Leslie Bibb is one of the rare actresses to get steady work in TV and film. She can do comedy and drama; she hasn’t appeared in the tabloids or any reality shows; and she’s managed to stay under the

radar without falling off the face of the earth.

The ability to stay out of the tabloids is perhaps most surprising: when you’re as attractive as Bibb is, and you got your big break playing a bitchy teen goddess in the TV drama Popular, you could fall into that

trap rather easily. Bibb, though, insists she’s as normal as possible, and is uncomfortable with the behavior of the Lohans of the world. “People are like, ‘Well, I’m just being a real person!'” she says. “But it’s like —

people look up to you. That’s the price of admission with this job. I’m not saying you can’t screw up. People get DUIs, people get in fights with their boyfriends, it happens, life happens, but it’s about being

accountable for your actions. I don’t know. I’m just not that girl, I don’t go to clubs. I’m a pretty normal girl. That’s why I love Gwyneth – she’s a normal girl.”

She’s speaking of course of Gwyneth Paltrow, her co-star – and in some ways, romantic rival – in the new blockbuster Iron Man. In the superhero flick, Bibb plays a reporter named Christine Everhart

who interviews – and then is summarily seduced by – Tony Stark, the playboy billionaire and weapons manufacturer played by Robert Downey, Jr. (Paltrow plays Pepper Potts, his loyal assistant.)

“With Christine, she has a very strong sense of right and wrong, of good and evil, and I loved her passion,” Bibb says. “Like, she becomes the conscience of the of the movie, in some way. Every time she appears,

she’s holding up a mirror to Tony saying, ‘Hey pal, why don’t you drink a cup of clue and be accountable.’ It’s like the spin on politics right now. You watch Fox News, and it’s going this way. You watch the Colbert

show or the Jon Stewart show, and it’s going this way. It’s all this spin and she’s saying, let’s cut that away. She’s saying to Tony, yes, you can say you’re saving lives, but you’re also killing lives. Yes you can say

you’re liberating people, or you can also say you’re making money from killing people. So I loved that passion in her.”

It’s true, Christine does call Tony out – but then, of course, she sleeps with him. “Yeah, she’s dark and flawed, and she ends up in the sack with him,” Bibb says. “She didn’t sleep with him for a story, but she got

into [his mansion], and she looks around. It’s definitely like, what could you get? And I love that turn when you see Pepper and Christine starts asking her questions. Even though she’s literally scantily clad, she’s

like, well, you never know when a story comes, and you’ve got to take it. If the story’s good, if you beg, steal, or borrow, you could either win a Pulitzer prize, or if it comes out crappy, you could get everyone to turn

against you. It’s a hard job. You could really crack something amazing, or you could get skewered.”
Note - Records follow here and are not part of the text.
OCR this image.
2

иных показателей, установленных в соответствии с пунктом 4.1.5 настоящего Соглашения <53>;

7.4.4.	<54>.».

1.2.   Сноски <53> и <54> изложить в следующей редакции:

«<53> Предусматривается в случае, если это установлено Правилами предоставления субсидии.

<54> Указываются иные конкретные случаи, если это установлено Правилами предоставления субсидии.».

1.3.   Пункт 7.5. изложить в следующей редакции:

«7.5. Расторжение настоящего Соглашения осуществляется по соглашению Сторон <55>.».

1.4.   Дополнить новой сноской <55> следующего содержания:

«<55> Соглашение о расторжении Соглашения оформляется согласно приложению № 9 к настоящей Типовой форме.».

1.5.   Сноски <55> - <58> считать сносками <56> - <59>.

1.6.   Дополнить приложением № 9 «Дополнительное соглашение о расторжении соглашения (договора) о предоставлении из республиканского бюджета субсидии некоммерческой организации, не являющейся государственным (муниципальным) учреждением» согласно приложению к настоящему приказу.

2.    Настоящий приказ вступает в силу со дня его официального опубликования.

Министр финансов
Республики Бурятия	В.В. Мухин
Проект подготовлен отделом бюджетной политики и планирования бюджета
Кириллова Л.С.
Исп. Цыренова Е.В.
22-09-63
And while Bibb admits that “it’s always more fun to play the devil than the angel,” she found a lot in her character to empathize with. “I don’t know about you guys, but I’ve definitely made mistakes in my life, and it’s

not always a perfect path, so I think her path leaves you thinking: well where does it go? Christine’s a person in the movie that really gets to Tony. She’s tenacious. I mean, look, she’s not happy that she did what

she did. But she still has enough balls to show up and say, ‘Hey pal, yeah, you’ve seen me naked, but I’ve seen you naked, so give me the story. I love that.”

Enough to be up for a sequel? Absolutely, Bibb says. “There’s something in that passion for that girl – hopefully you’ll see her again. Hopefully there’s a bigger story being told.”

With a $100 million opening weekend, the sequel definitely will happen – but whether or not she’s in it, Bibb will be busy for a while. She’ll appear in the horror films Midnight Meat Train and Trick ‘r Treat

next year, followed by Confessions of a Shopaholic, based on the bestselling novel. Not a bad slate for a tabloid-evading, under-the-radar star.